Perciò i lavori di costruzione vengono interrotti al punto in cui sono arrivati e mai
portati a compimento (si erano costruiti solo le cisterne, il fossato e poco altro).
I lavori di costruzione al Forte San Giacomo invece proseguono: l’11 ottobre 1758
viene chiesta la somma di 626 lire per la manutenzione del lastricato di copertura dei
locali per poter affrontare la stagione invernale.
Il 3 giugno 1759 il commissario di Savona, Bendinello Spinola, trasmette alla
Giunta dei Confini di Genova la relazione di ultimazione dei lavori di Gustavo-
Perucco.
Durante la Prima Campagna d’Italia del giovane generale Napoleone Bonaparte i
francesi conquistano sia il Forte San Giacomo, dove insediano un comando militare,
sia il forte Santo Stefano.
Nel 1795 gli stessi francesi lasciano il forte San Giacomo con la speranza di
riconquistarlo e abbandonando al suo interno diversi pezzi d’artiglieria (cannoni e
mortai), mentre fanno esplodere il forte Santo Stefano, di cui oggi restano i maestosi
ruderi di tre dei quattro bastioni che lo componevano.

L’Ottocento

Nell’Ottocento vengono costruite due nuove fortificazioni, che vanno a sostituire il


Forte San Giacomo ed il Forte Santo Stefano: la Batteria di San Sebastiano
conosciuta come la Batteria di Capo Vado, e il Forte Sant’Elena.
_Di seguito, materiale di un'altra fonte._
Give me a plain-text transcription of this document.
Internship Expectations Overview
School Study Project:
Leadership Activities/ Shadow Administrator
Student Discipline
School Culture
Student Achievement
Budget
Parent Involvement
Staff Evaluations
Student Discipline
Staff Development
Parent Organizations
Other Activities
Entrambe le
fortificazione sono batterie da difesa costiera.
Nel 1884 iniziano le pratiche per l’esproprio dei terreni dove si pensa di costruire la
Batteria di San Sebastiano, la quale viene edificata nel 1889. Invece il forte
Sant’Elena viene edificato nel 1887: questa è una nuova informazione che aggiungo
alla mia ricerca su questo forte di cui ho già lungamente parlato nei mesi scorsi.
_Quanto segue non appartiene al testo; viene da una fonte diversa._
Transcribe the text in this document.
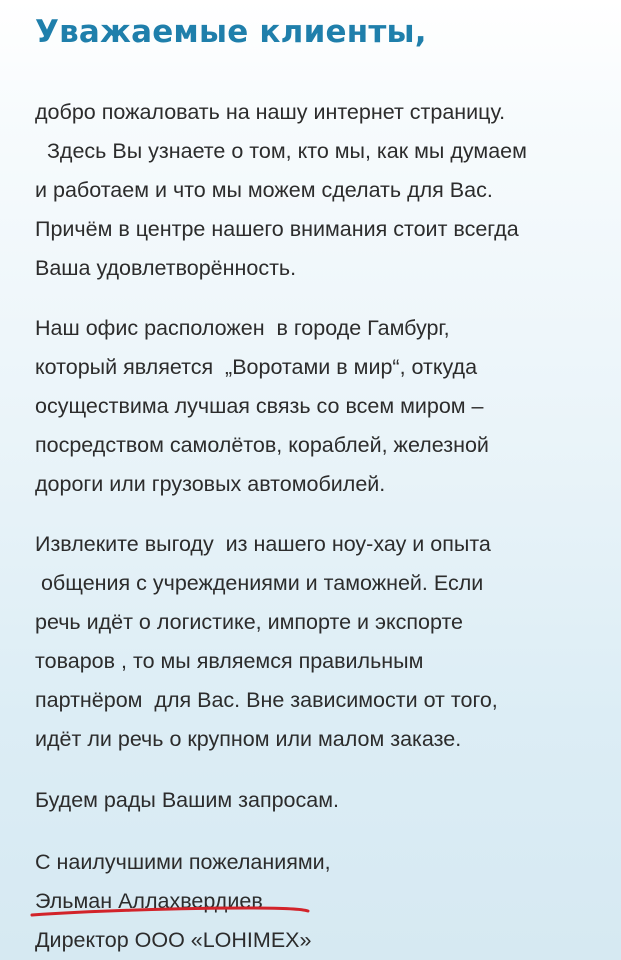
Уважаемые клиенты,
добро пожаловать на нашу интернет страницу.
Здесь Вы узнаете о том, кто мы, как мы думаем
и работаем и что мы можем сделать для Вас.
Причём в центре нашего внимания стоит всегда
Ваша удовлетворённость.
Наш офис расположен  в городе Гамбург,
который является  „Воротами в мир“, откуда
осуществима лучшая связь со всем миром –
посредством самолётов, кораблей, железной
дороги или грузовых автомобилей.
Извлеките выгоду  из нашего ноу-хау и опыта
общения с учреждениями и таможней. Если
речь идёт о логистике, импорте и экспорте
товаров , то мы являемся правильным
партнёром  для Вас. Вне зависимости от того,
идёт ли речь о крупном или малом заказе.
Будем рады Вашим запросам.
С наилучшими пожеланиями,
Эльман Аллахвердиев
Директор ООО «LOHIMEX»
In questo periodo il Forte San Giacomo viene rimesso in manutenzione e al suo


interno viene installata una batteria d’artiglieria in appoggio ai due forti appena citati:
allo stato attuale non so se cannoni oppure obici.

Il Novecento

Arriviamo dunque all’ultimo capitolo di storia delle fortificazioni di Bergeggi e Vado


Ligure.
Nel 1908 avviene un’importante esercitazione navale con lo scopo di testare
l’efficacia delle fortificazioni militari poste a difesa e della costa savonese e
dell’entroterra.
Attorno al 1915 il San Sebastiano ed il Sant’Elena vengono dismessi come
fortificazioni ed utilizzati come depositi di esplosivi e polveri militari; il 25 ottobre
1921 come sappiamo il Forte Sant’Elena esplode.
Tra i ruderi del Forte Santo Stefano era stata posizionata una polveriera militare,
mentre nel 1933 sotto al Forte San Giacomo vengono costruiti due bunkers da
difesa costiera, tuttora esistenti.
Nel periodo della Seconda Guerra Mondiale, tutto il versante vadese del Monte
Sant’Elena vede il proliferare di trincee e postazioni militari antinave ed antiaeree.
Il Bastione San Giovanni viene utilizzato come deposito di esplosivi dai militari, e
qui viene fucilata la partigiana vadese Clelia Corradini.
Il Forte San Giacomo viene presidiato dai militari italiani della San Marco ed al suo
interno viene installata una postazione d’artiglieria, pare un nido di mitragliatrice, di
cui restano oggi i ruderi.
Durante la guerra il forte vive una episodio bellico: una battaglia tra i partigiani ed i
San Marco, dotati di fucili ed armi risalenti ancora alla Prima Guerra Mondiale e
quindi ormai obsoleti.
Tutti i San Marco si arrendono ed i partigiani requisiscono loro le armi,
proponendogli di unirsi a loro: molti accettano, gli altri vengono rilasciati.

Oggi

Il Bastione San Giovanni e la Batteria di San Sebastiano ormai da decenni sono


abitazioni private, mentre 2019 il Forte San Giacomo è stato messo all’asta e venduto
a privati.
I due bunkers da difesa costiera esistono tuttora, in stato di abbandono, così come i
maestosi ruderi del Forte Santo Stefano.